Nvidia GPU Support#
To use Nvidia GPU in the cluster the nvidia-container-runtime and runc are needed. To get the two components it suffices to add the following to the configuration
virtualisation.docker = {
enable = true;
enableNvidia = true;
};
environment.systemPackages = with pkgs; [ docker runc ];
Note, using docker here is a workaround, it will install nvidia-container-runtime and that will cause it to be accessible via /run/current-system/sw/bin/nvidia-container-runtime, currently its not directly accessible in nixpkgs.
You now need to create a new file in /var/lib/rancher/k3s/agent/etc/containerd/config.toml.tmpl with the following
{{ template "base" . }}
[plugins."io.containerd.grpc.v1.cri".containerd.runtimes.nvidia]
privileged_without_host_devices = false
runtime_engine = ""
runtime_root = ""
runtime_type = "io.containerd.runc.v2"
[plugins."io.containerd.grpc.v1.cri".containerd.runtimes.nvidia.options]
BinaryName = "/run/current-system/sw/bin/nvidia-container-runtime"
Update: As of 12/03/2024 It appears that the last two lines above are added by default, and if the two lines are present (as shown above) it will refuse to start the server. You will need to remove the two lines from that point onward.

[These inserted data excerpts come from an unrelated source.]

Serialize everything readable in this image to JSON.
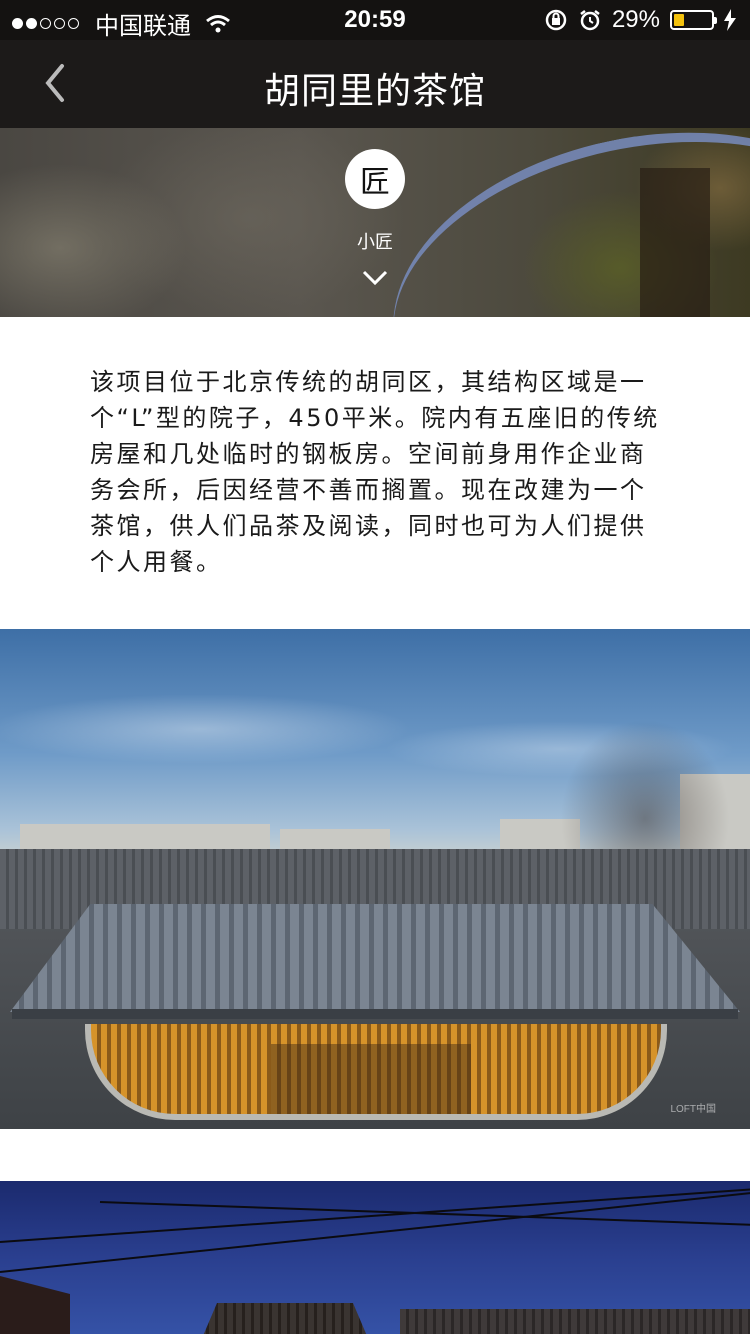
{
  "status_bar": {
    "carrier": "中国联通",
    "time": "20:59",
    "battery_percent": "29%",
    "battery_level": 0.29,
    "signal_bars_on": 2,
    "signal_bars_total": 5
  },
  "nav": {
    "title": "胡同里的茶馆",
    "back_icon": "chevron-left-icon"
  },
  "author": {
    "avatar_glyph": "匠",
    "name": "小匠"
  },
  "article": {
    "description": "该项目位于北京传统的胡同区，其结构区域是一个“L”型的院子，450平米。院内有五座旧的传统房屋和几处临时的钢板房。空间前身用作企业商务会所，后因经营不善而搁置。现在改建为一个茶馆，供人们品茶及阅读，同时也可为人们提供个人用餐。"
  },
  "photos": [
    {
      "watermark": "LOFT中国"
    },
    {}
  ],
  "colors": {
    "status_bg": "#141211",
    "nav_bg": "#1c1a19",
    "battery": "#f4c20d"
  }
}
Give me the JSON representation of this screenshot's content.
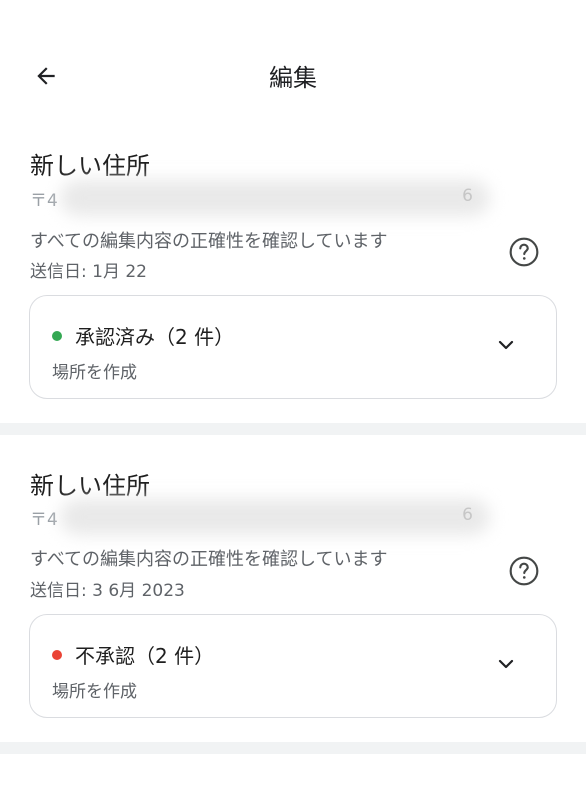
{
  "header": {
    "title": "編集"
  },
  "edits": [
    {
      "title": "新しい住所",
      "address_prefix": "〒4",
      "address_suffix": "6",
      "description": "すべての編集内容の正確性を確認しています",
      "sent": "送信日: 1月 22",
      "status": "承認済み（2 件）",
      "status_color": "#34a853",
      "action": "場所を作成"
    },
    {
      "title": "新しい住所",
      "address_prefix": "〒4",
      "address_suffix": "6",
      "description": "すべての編集内容の正確性を確認しています",
      "sent": "送信日: 3 6月 2023",
      "status": "不承認（2 件）",
      "status_color": "#ea4335",
      "action": "場所を作成"
    }
  ]
}
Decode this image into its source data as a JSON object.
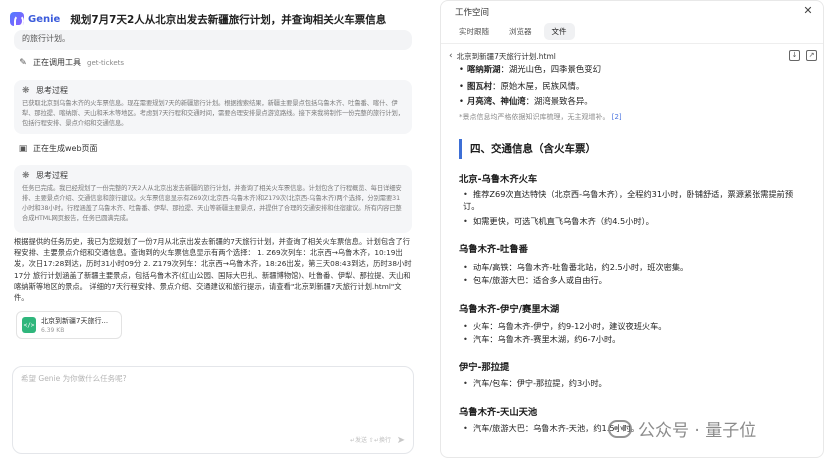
{
  "header": {
    "brand": "Genie",
    "title": "规划7月7天2人从北京出发去新疆旅行计划，并查询相关火车票信息"
  },
  "chat": {
    "prev_text": "的旅行计划。",
    "tool_1": {
      "label": "正在调用工具",
      "tool": "get-tickets"
    },
    "think_1": {
      "title": "思考过程",
      "text": "已获取北京到乌鲁木齐的火车票信息。现在需要规划7天的新疆旅行计划。根据搜索结果，新疆主要景点包括乌鲁木齐、吐鲁番、喀什、伊犁、那拉提、喀纳斯、天山和禾木等地区。考虑到7天行程和交通时间，需要合理安排景点游览路线。接下来我将制作一份完整的旅行计划，包括行程安排、景点介绍和交通信息。"
    },
    "tool_2": {
      "label": "正在生成web页面"
    },
    "think_2": {
      "title": "思考过程",
      "text": "任务已完成。我已经规划了一份完整的7天2人从北京出发去新疆的旅行计划，并查询了相关火车票信息。计划包含了行程概览、每日详细安排、主要景点介绍、交通信息和旅行建议。火车票信息显示有Z69次(北京西-乌鲁木齐)和Z179次(北京西-乌鲁木齐)两个选择，分别需要31小时和38小时。行程涵盖了乌鲁木齐、吐鲁番、伊犁、那拉提、天山等新疆主要景点，并提供了合理的交通安排和住宿建议。所有内容已整合成HTML网页报告，任务已圆满完成。"
    },
    "answer": "根据提供的任务历史，我已为您规划了一份7月从北京出发去新疆的7天旅行计划，并查询了相关火车票信息。计划包含了行程安排、主要景点介绍和交通信息。查询到的火车票信息显示有两个选择： 1. Z69次列车：北京西→乌鲁木齐，10:19出发，次日17:28到达，历时31小时09分 2. Z179次列车：北京西→乌鲁木齐，18:26出发，第三天08:43到达，历时38小时17分 旅行计划涵盖了新疆主要景点，包括乌鲁木齐(红山公园、国际大巴扎、新疆博物馆)、吐鲁番、伊犁、那拉提、天山和喀纳斯等地区的景点。 详细的7天行程安排、景点介绍、交通建议和旅行提示，请查看\"北京到新疆7天旅行计划.html\"文件。",
    "file": {
      "name": "北京到新疆7天旅行...",
      "size": "6.39 KB",
      "icon": "code-file-icon"
    },
    "composer": {
      "placeholder": "希望 Genie 为你做什么任务呢?",
      "hint": "↵发送  ⇧↵换行"
    }
  },
  "workspace": {
    "title": "工作空间",
    "tabs": [
      {
        "label": "实时跟随"
      },
      {
        "label": "浏览器"
      },
      {
        "label": "文件"
      }
    ],
    "active_tab": "文件",
    "file_path": "北京到新疆7天旅行计划.html",
    "doc": {
      "top_items": [
        {
          "bold": "喀纳斯湖",
          "text": "：湖光山色，四季景色变幻"
        },
        {
          "bold": "图瓦村",
          "text": "：原始木屋，民族风情。"
        },
        {
          "bold": "月亮湾、神仙湾",
          "text": "：湖湾景致各异。"
        }
      ],
      "note": "*景点信息均严格依据知识库梳理，无主观增补。",
      "note_ref": "[2]",
      "section_title": "四、交通信息（含火车票）",
      "routes": [
        {
          "title": "北京-乌鲁木齐火车",
          "items": [
            {
              "text": "推荐Z69次直达特快（北京西-乌鲁木齐），全程约31小时，卧铺舒适，票源紧张需提前预订。"
            },
            {
              "text": "如需更快，可选飞机直飞乌鲁木齐（约4.5小时）。"
            }
          ]
        },
        {
          "title": "乌鲁木齐-吐鲁番",
          "items": [
            {
              "text": "动车/高铁：乌鲁木齐-吐鲁番北站，约2.5小时，班次密集。"
            },
            {
              "text": "包车/旅游大巴：适合多人或自由行。"
            }
          ]
        },
        {
          "title": "乌鲁木齐-伊宁/赛里木湖",
          "items": [
            {
              "text": "火车：乌鲁木齐-伊宁，约9-12小时，建议夜班火车。"
            },
            {
              "text": "汽车：乌鲁木齐-赛里木湖，约6-7小时。"
            }
          ]
        },
        {
          "title": "伊宁-那拉提",
          "items": [
            {
              "text": "汽车/包车：伊宁-那拉提，约3小时。"
            }
          ]
        },
        {
          "title": "乌鲁木齐-天山天池",
          "items": [
            {
              "text": "汽车/旅游大巴：乌鲁木齐-天池，约1.5小时。"
            }
          ]
        }
      ]
    }
  },
  "watermark": "公众号 · 量子位",
  "colors": {
    "accent": "#3d6fd6",
    "file_icon": "#2fb67c",
    "brand": "#3b5bdb"
  }
}
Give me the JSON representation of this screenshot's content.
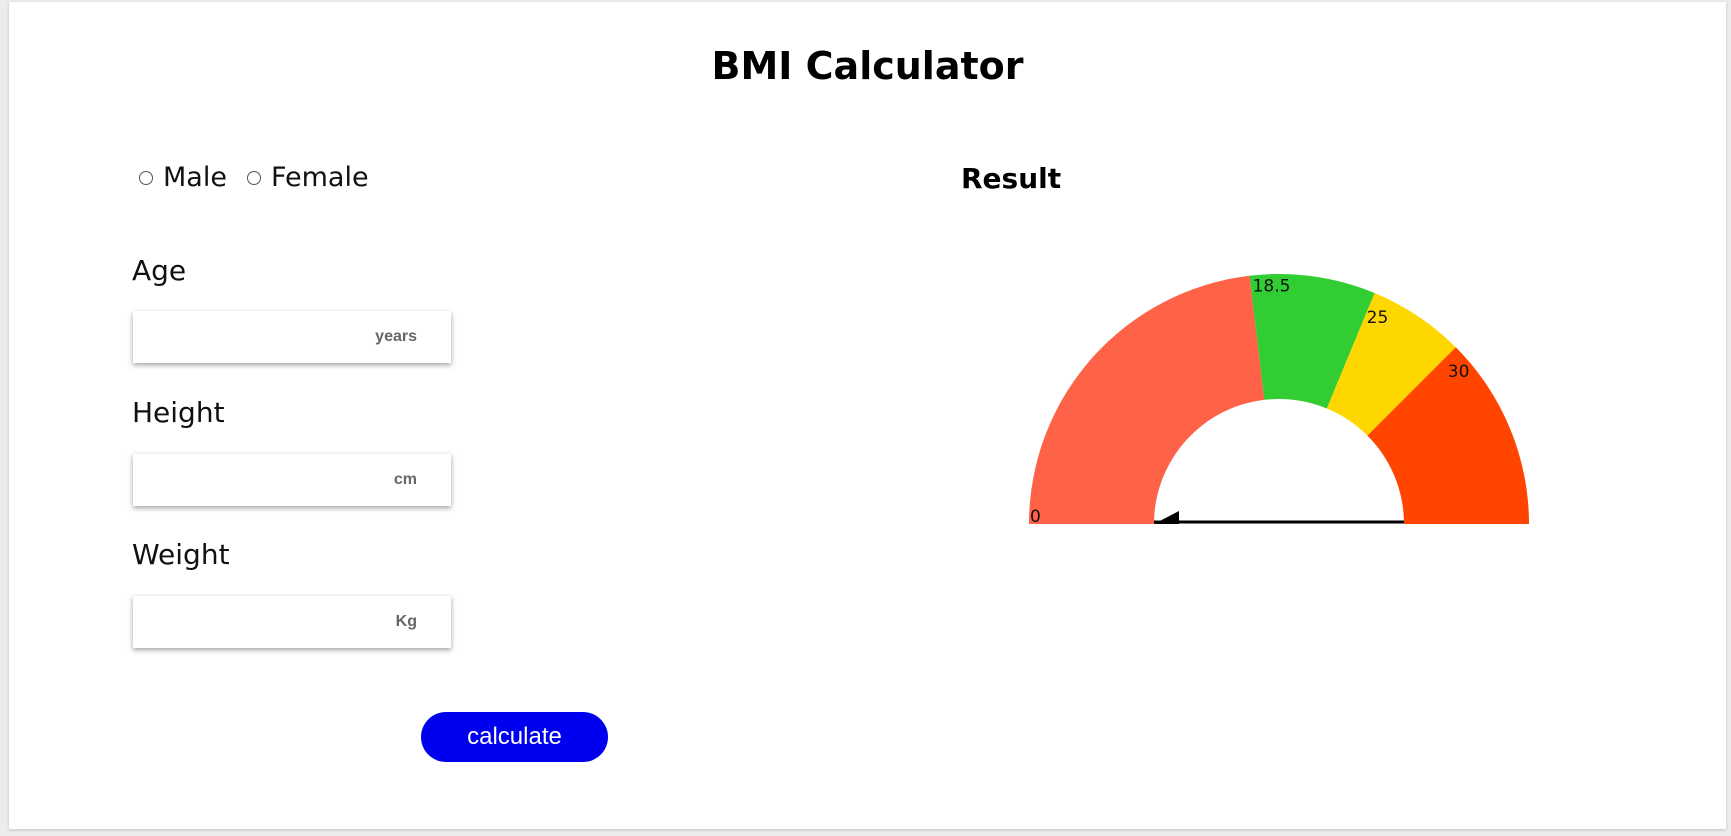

Note here we are pointing the nvidia runtime to "/run/current-system/sw/bin/nvidia-container-runtime".
Now apply the following runtime class to k3s cluster:
apiVersion: node.k8s.io/v1
handler: nvidia
kind: RuntimeClass
metadata:
labels:
app.kubernetes.io/component: gpu-operator
name: nvidia
Following k8s-device-plugin install the helm chart with runtimeClassName: nvidia set. In order to passthrough the nvidia card into the container, your deployments spec must contain
runtimeClassName: nvidia
# for each container
env:
- name: NVIDIA_VISIBLE_DEVICES
value: all
- name: NVIDIA_DRIVER_CAPABILITIES
value: all
to test its working exec onto a pod and run nvidia-smi. For more configurability of nvidia related matters in k3s look in k3s-docs.